EGE POSTASI - CHP İzmir İl Başkanı Asuman Ali Güven, partinin avukat il yöneticileri Esin Doğan Metin ve Birgül Değirmenci ile birlikte il binasında basın toplantısı düzenledi. CHP İzmir'in gündeminde referandumda İzmir'de alınan sonuç, YSK'nın mühürsüz oyların geçerli olduğuna yönelik aldığı karar ve 16 Nisan'da sandık başı ile oy sayımı sırasında yaşananlar oldu.
Toplantı öncesi seçim günü sandık başında yapıldığı iddia edilen hile görüntülerinden oluşan video gösterimi gerçekleşti.
GÜVEN: ŞAİBELİ REFERANDUM!
16 Nisan referandumunun Türk demokrasi tarihine 'şaibeli referandum oylaması' olarak girdiğini iddia ederek konuşmasına başlayan İl Başkanı Güven, “ Hukuka, hakkaniyete ve eşitliğe uymayan bir 16 Nisan akşamı geçirdik” dedi.
İZMİR TAVRINI NET ŞEKİLDE ORTAYA KOYDU
Referandumun OHAL döneminde gerçekleştiğini, kuralların keyfiyete ve iktidara göre, evet lehine uyarlandığını ifade eden Güven, “ Devletin tüm maddi ve kolluk gücü imkanlarının, hayır’ın karşısında cömertçe kullanıldığı referandum süresinin sonunda, 16 Nisan’da, bağımsız, tarafsız olması ve Anayasaya uygun hareket etmesi gereken YSK’ nın akıllara durgunluk veren yasaya aykırı kararlarıyla, halkın iradesinin sandığa tam olarak yansıması, usulsüzlüklerin önüne geçilmesi engellenmiştir. İşte böylesine kara bir tablo içinde dahi, İzmir’de yaşayan yurttaşlarımız baskılara, engellemelere, devletin imkanlarıyla gerçekleştirilen büyük kampanyalara, yandaş medyanın kışkırtıcı haberlerine ve Başbakanın İzmir’de kampa girmesine rağmen, farkını ortaya koymuş ve ezici bir çoğunlukla 'hayır' diyerek bu Anayasa değişikliğini ve başkanlığını istemediğini net bir şekilde ortaya koymuştur” dedi.
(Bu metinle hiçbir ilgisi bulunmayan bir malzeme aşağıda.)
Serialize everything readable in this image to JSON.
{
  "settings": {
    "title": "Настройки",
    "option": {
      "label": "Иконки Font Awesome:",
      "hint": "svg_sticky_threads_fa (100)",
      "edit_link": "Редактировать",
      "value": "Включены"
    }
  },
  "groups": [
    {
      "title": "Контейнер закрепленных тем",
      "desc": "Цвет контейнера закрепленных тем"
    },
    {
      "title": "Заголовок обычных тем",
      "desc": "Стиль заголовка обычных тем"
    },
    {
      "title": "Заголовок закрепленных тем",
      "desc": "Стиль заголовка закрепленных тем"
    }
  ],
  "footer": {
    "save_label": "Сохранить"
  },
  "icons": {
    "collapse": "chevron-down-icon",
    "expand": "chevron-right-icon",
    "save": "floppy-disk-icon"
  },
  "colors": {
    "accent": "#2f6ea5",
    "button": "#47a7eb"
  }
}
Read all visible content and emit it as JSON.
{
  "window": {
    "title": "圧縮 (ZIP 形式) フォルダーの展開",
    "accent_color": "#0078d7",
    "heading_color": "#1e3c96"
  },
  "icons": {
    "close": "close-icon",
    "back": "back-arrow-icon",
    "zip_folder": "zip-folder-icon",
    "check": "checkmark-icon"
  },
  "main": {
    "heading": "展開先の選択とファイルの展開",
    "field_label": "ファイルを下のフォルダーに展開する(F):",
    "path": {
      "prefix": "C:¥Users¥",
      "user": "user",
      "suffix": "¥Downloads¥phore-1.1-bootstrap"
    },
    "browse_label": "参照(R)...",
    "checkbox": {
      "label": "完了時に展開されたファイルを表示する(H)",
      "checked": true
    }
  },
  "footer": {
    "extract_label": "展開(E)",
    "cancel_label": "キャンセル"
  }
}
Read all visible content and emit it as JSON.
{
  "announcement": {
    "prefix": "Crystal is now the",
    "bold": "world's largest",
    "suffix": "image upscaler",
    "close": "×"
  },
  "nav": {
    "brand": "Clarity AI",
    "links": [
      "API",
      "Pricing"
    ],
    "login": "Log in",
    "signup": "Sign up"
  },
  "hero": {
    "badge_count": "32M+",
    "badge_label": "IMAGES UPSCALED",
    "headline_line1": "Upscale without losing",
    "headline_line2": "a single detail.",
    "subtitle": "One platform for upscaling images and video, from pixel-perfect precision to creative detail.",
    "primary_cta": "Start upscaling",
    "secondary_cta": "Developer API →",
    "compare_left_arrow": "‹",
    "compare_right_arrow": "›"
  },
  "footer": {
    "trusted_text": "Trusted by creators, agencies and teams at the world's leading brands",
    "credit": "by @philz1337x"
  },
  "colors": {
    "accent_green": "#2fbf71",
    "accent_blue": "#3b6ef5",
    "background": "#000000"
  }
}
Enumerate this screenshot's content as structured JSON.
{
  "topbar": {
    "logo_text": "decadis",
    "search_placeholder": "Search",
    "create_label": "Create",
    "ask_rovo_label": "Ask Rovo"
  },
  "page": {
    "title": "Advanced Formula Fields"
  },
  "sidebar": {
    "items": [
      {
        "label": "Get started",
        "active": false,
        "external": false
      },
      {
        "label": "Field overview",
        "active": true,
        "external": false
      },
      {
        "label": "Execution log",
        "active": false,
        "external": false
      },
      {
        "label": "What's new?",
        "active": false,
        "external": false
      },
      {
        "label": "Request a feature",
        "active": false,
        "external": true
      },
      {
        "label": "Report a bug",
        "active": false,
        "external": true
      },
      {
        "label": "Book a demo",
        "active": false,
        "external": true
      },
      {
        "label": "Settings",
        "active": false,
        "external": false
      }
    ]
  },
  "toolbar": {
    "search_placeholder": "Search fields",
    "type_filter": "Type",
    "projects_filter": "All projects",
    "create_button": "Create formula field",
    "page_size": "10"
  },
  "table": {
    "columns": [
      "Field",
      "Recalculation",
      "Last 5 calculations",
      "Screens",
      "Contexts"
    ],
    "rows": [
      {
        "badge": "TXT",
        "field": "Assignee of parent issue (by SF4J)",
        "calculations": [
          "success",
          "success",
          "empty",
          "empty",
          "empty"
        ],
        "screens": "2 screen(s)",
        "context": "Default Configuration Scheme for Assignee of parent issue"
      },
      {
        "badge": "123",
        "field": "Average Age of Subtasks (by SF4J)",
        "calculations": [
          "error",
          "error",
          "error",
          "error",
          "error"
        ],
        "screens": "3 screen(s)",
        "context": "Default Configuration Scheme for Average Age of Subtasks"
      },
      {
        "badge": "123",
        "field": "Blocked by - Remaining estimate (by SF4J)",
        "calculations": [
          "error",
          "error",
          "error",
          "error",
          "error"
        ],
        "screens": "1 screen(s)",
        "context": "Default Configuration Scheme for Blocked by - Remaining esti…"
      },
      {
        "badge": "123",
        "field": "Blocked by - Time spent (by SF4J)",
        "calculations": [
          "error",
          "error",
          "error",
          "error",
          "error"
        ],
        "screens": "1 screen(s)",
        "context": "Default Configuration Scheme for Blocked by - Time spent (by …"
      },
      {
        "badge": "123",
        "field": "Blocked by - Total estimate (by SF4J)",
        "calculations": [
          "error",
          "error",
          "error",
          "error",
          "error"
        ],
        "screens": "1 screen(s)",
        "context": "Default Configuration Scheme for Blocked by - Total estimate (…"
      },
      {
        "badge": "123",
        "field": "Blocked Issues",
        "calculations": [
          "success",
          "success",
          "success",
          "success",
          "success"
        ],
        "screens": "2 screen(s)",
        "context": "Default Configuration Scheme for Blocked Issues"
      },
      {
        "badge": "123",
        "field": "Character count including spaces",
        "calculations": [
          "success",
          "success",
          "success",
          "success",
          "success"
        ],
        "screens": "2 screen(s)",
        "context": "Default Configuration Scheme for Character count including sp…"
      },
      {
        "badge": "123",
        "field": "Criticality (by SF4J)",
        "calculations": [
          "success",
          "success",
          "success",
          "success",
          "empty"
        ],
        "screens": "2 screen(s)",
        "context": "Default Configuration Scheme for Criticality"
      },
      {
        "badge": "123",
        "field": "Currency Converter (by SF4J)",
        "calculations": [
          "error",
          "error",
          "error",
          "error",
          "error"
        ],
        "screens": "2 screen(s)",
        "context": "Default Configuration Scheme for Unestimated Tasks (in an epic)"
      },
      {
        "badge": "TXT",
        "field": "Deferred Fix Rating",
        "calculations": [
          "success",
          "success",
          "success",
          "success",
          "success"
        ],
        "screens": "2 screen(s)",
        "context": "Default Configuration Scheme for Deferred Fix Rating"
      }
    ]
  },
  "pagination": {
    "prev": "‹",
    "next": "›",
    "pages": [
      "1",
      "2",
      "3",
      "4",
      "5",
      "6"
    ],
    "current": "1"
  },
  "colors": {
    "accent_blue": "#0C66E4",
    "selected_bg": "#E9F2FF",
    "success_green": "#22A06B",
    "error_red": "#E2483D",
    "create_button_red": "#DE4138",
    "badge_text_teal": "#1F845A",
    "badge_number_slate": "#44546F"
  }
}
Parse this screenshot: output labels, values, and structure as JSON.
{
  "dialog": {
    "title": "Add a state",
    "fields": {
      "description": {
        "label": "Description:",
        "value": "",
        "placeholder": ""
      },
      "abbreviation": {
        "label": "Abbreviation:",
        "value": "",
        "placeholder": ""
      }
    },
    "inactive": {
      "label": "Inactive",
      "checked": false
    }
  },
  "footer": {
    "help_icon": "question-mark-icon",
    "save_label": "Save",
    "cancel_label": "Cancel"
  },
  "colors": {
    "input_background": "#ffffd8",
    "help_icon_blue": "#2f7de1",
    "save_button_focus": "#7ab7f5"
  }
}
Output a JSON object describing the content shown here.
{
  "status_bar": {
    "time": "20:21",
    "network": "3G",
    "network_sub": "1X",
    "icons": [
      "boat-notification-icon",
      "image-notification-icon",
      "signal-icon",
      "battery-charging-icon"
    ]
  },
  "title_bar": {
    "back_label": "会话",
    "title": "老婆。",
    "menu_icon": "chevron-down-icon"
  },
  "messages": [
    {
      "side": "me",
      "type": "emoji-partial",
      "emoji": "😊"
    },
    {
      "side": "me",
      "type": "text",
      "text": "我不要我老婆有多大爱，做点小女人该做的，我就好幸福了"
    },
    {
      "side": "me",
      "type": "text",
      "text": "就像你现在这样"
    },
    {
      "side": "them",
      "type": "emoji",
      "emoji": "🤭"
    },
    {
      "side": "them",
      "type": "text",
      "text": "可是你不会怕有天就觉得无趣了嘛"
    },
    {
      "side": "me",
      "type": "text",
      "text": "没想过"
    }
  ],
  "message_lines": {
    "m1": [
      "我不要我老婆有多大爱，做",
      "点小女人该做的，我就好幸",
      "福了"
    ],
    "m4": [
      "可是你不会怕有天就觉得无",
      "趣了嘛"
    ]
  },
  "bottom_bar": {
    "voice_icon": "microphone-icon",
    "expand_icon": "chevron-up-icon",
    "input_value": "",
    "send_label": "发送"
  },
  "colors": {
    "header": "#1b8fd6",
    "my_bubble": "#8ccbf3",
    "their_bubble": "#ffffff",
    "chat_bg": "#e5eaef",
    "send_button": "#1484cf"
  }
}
EŞİT ADİL OLMAYAN KAMPANYA
YSK’nın mühürsüz oy pusulalarının geçerli sayılması kararının referanduma gölge düşürdüğünü söyleyen Güven, eşit ve adil olmayan kampanya şartlarına rağmen İzmir ve Ege Bölgesi'nin 'hayır' oylarının lokomotifi olduğunu söyledi.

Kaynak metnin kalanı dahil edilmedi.